The members of the day service review group were also given a general questionnaire about the day services review and user involvement. There were 15 replies. The results are shown in detail in appendix 3. As far as the make-up of the group, 14 out of 15 felt that the statutory services had enough members on the group, 10 out of 14 felt there were enough users on the group, whilst only 5 out 15 felt that the voluntary sector had enough members. As to the question of ‘‘do you think there any barriers to more user involvement’’ the reply "yes some of the current user representatives" suggests that the issue of representation is still to be resolved in Somerset. Finally as a snapshot of the process of user involvement members of the group were asked to choose the one term from Arnstein’s ladder of citizen participation that best summed up the day services review in terms of user involvement (see figure 4 overleaf).

 

 

ladder

 

 

Conclusion

This project has taken an unashamedly critical look at user involvement. It is clear for the literature that there is no blueprint about how to involve service users. Concern over previous attempts to involve users centred on the lack of clarity of terms. Studies also suggest that many initiatives have been at a ‘consumerist’ level and there has been little transfer of power to users. One key issue developed from the review of the literature was the concept of seeing user involvement as a two-way process. Just inviting users on to a committee without considering the relative positions of the groups or without at least acknowledging ideological differences may be seen as a more ‘consumerist approach’ to user involvement.

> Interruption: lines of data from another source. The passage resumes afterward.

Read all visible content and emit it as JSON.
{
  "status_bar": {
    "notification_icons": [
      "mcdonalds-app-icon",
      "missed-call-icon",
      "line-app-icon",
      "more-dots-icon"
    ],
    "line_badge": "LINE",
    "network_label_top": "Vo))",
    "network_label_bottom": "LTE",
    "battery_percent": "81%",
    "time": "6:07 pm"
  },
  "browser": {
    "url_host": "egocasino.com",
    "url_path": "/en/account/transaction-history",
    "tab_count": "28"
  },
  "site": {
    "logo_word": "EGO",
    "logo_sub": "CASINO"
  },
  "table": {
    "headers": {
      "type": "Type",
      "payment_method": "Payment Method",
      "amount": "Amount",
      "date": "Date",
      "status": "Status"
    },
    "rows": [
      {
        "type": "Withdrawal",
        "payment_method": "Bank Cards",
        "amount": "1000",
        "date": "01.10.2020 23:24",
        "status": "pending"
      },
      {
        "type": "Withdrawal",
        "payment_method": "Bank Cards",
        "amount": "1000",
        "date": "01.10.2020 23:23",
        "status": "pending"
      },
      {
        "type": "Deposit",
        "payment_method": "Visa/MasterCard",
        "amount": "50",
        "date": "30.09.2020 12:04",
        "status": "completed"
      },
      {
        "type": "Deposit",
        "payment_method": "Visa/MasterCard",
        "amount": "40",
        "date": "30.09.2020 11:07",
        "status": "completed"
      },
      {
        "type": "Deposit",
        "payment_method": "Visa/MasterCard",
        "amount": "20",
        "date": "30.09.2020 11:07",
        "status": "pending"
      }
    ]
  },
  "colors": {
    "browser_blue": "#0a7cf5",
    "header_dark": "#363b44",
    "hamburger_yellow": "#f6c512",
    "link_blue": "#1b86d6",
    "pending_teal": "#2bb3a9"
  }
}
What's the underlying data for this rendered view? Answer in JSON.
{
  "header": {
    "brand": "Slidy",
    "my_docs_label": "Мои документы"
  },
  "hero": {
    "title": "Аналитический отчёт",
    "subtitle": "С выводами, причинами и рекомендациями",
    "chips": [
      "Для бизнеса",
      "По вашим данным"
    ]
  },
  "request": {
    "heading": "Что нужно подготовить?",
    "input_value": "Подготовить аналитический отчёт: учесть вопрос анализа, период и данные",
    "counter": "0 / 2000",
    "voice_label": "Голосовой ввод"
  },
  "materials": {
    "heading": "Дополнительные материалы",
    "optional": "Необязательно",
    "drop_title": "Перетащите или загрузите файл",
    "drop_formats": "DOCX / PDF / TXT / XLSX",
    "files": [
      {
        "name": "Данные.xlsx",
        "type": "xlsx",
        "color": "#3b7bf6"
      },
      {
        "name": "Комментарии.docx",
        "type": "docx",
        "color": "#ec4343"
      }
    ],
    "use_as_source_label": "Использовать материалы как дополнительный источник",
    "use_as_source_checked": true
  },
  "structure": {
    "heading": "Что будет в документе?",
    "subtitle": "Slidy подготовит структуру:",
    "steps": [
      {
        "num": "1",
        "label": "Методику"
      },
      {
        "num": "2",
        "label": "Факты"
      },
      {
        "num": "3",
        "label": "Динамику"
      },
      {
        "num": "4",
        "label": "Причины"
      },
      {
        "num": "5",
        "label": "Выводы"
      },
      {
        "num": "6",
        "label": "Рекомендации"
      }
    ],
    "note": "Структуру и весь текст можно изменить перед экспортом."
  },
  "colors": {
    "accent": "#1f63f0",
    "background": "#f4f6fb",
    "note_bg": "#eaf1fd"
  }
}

Whether Somerset is doing better or worse than elsewhere is difficult to say. As regards the day service review as a process of involvement, the majority of the user participants saw it as a fair process and a positive experience. Though the small number of participants makes it difficult to generalise for all service users within Somerset. The day services review may have a significant affect on service users throughout Somerset. So further research may be necessary to find out what those not on the day services review think of the report. Also it would be interesting to know what a larger number of staff think about user involvement. These are perhaps areas to be further explored.